Kathmandu, July 10 (Inditop.com) Though they ended their two-month siege of parliament, Nepal’s former guerrilla party, the Maoists, Friday indicated they would keep up their opposition to the new ruling alliance by rejecting its policies and programmes for the current financial year.
“Since this government was formed due to an illegal and unconstitutional step taken by the president (Ram Baran Yadav), its policies and programmes too are illegal and unconstitutional,” veteran Maoist leader and former finance minister Baburam Bhattarai told the media Friday.
The top leaders of the once underground party met Friday morning to decide their reaction to the policies, which were presented in parliament Thursday by the president on behalf of the government of Prime Minister Madhav Kumar Nepal.
Bhattarai said his party would be holding talks with other parties outside the ruling coalition for a united opposition to the freshly tabled policies.
Calling the Nepal government `anti-people’, he said the policies, though they may sound attractive, were a ploy to dupe the public.
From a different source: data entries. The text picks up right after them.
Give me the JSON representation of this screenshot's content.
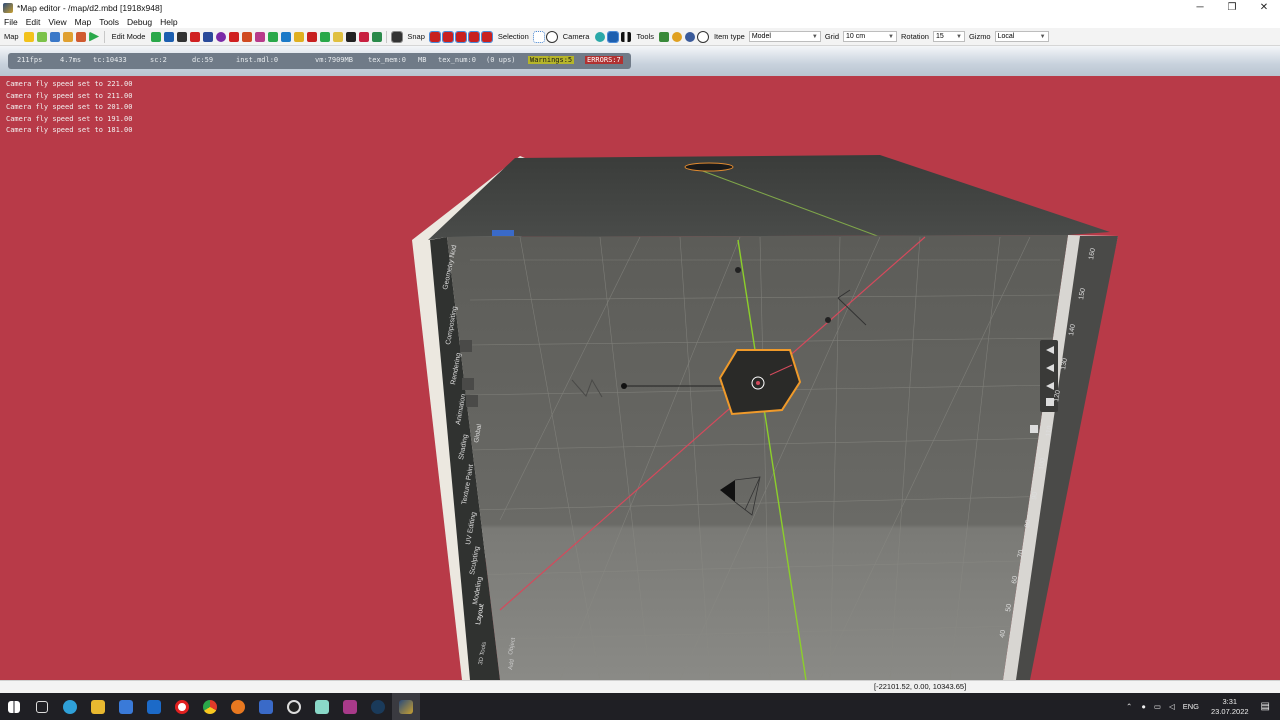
{
  "window": {
    "title": "*Map editor - /map/d2.mbd [1918x948]",
    "controls": {
      "minimize": "─",
      "restore": "❐",
      "close": "✕"
    }
  },
  "menu": [
    "File",
    "Edit",
    "View",
    "Map",
    "Tools",
    "Debug",
    "Help"
  ],
  "toolbar": {
    "map_label": "Map",
    "edit_mode_label": "Edit Mode",
    "snap_label": "Snap",
    "selection_label": "Selection",
    "camera_label": "Camera",
    "tools_label": "Tools",
    "item_type_label": "Item type",
    "item_type_value": "Model",
    "grid_label": "Grid",
    "grid_value": "10 cm",
    "rotation_label": "Rotation",
    "rotation_value": "15",
    "gizmo_label": "Gizmo",
    "gizmo_value": "Local"
  },
  "stats": {
    "fps": "211fps",
    "frame_ms": "4.7ms",
    "tc": "tc:10433",
    "sc": "sc:2",
    "dc": "dc:59",
    "inst": "inst.mdl:0",
    "vm": "vm:7909MB",
    "tex_mem": "tex_mem:0",
    "tex_mem_unit": "MB",
    "tex_num": "tex_num:0",
    "ups": "(0 ups)",
    "warnings": "Warnings:5",
    "errors": "ERRORS:7"
  },
  "log": [
    "Camera fly speed set to 221.00",
    "Camera fly speed set to 211.00",
    "Camera fly speed set to 201.00",
    "Camera fly speed set to 191.00",
    "Camera fly speed set to 181.00"
  ],
  "viewport": {
    "left_tabs": [
      "Geometry Nod",
      "Compositing",
      "Rendering",
      "Animation",
      "Shading",
      "Texture Paint",
      "UV Editing",
      "Sculpting",
      "Modeling",
      "Layout"
    ],
    "bottom_tabs": [
      "Add",
      "Object"
    ],
    "sidebar_bottom": "3D Tools",
    "transform_label": "Global",
    "ruler_labels": [
      "160",
      "150",
      "140",
      "130",
      "120",
      "110",
      "100",
      "90",
      "80",
      "70",
      "60",
      "50",
      "40"
    ],
    "colors": {
      "background": "#b83a48",
      "axis_x": "#d44a5c",
      "axis_y": "#8ccf2a",
      "selection": "#f09a2a"
    }
  },
  "coordinates": "[-22101.52, 0.00, 10343.65]",
  "taskbar": {
    "language": "ENG",
    "time": "3:31",
    "date": "23.07.2022"
  }
}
Aware of the Maoist resistance, the prime minister’s party, the Communist Party of Nepal-Unified Marxist Leninist, Friday asked all its 108 lawmakers to be present in the house Sunday when the policies would have to be voted, a day ahead of Monday’s budget.
With the Maoists holding 238 – nearly 40 percent – of the seats in the 601-member parliament, the leading party might face an embarrassment if all its allies do not come to its support and it has to seek a vote to pass the policies.
Another opposition party, the Rastriya Janashakti Party, Friday said the policies and programmes of the communist-led government were no different from those tabled by earlier governments. The proof would be in the implementation, RJP deputy chief and former finance minister Prakash Chandra Lohani said.
Even the ruling party’s biggest ally, the Nepali Congress that has 112 MPs, is not fully supportive of the new policies.
Its youth wing Friday criticised the document for the absence of youth-oriented programmes, and said it would seek the inclusion of pro-youth policies.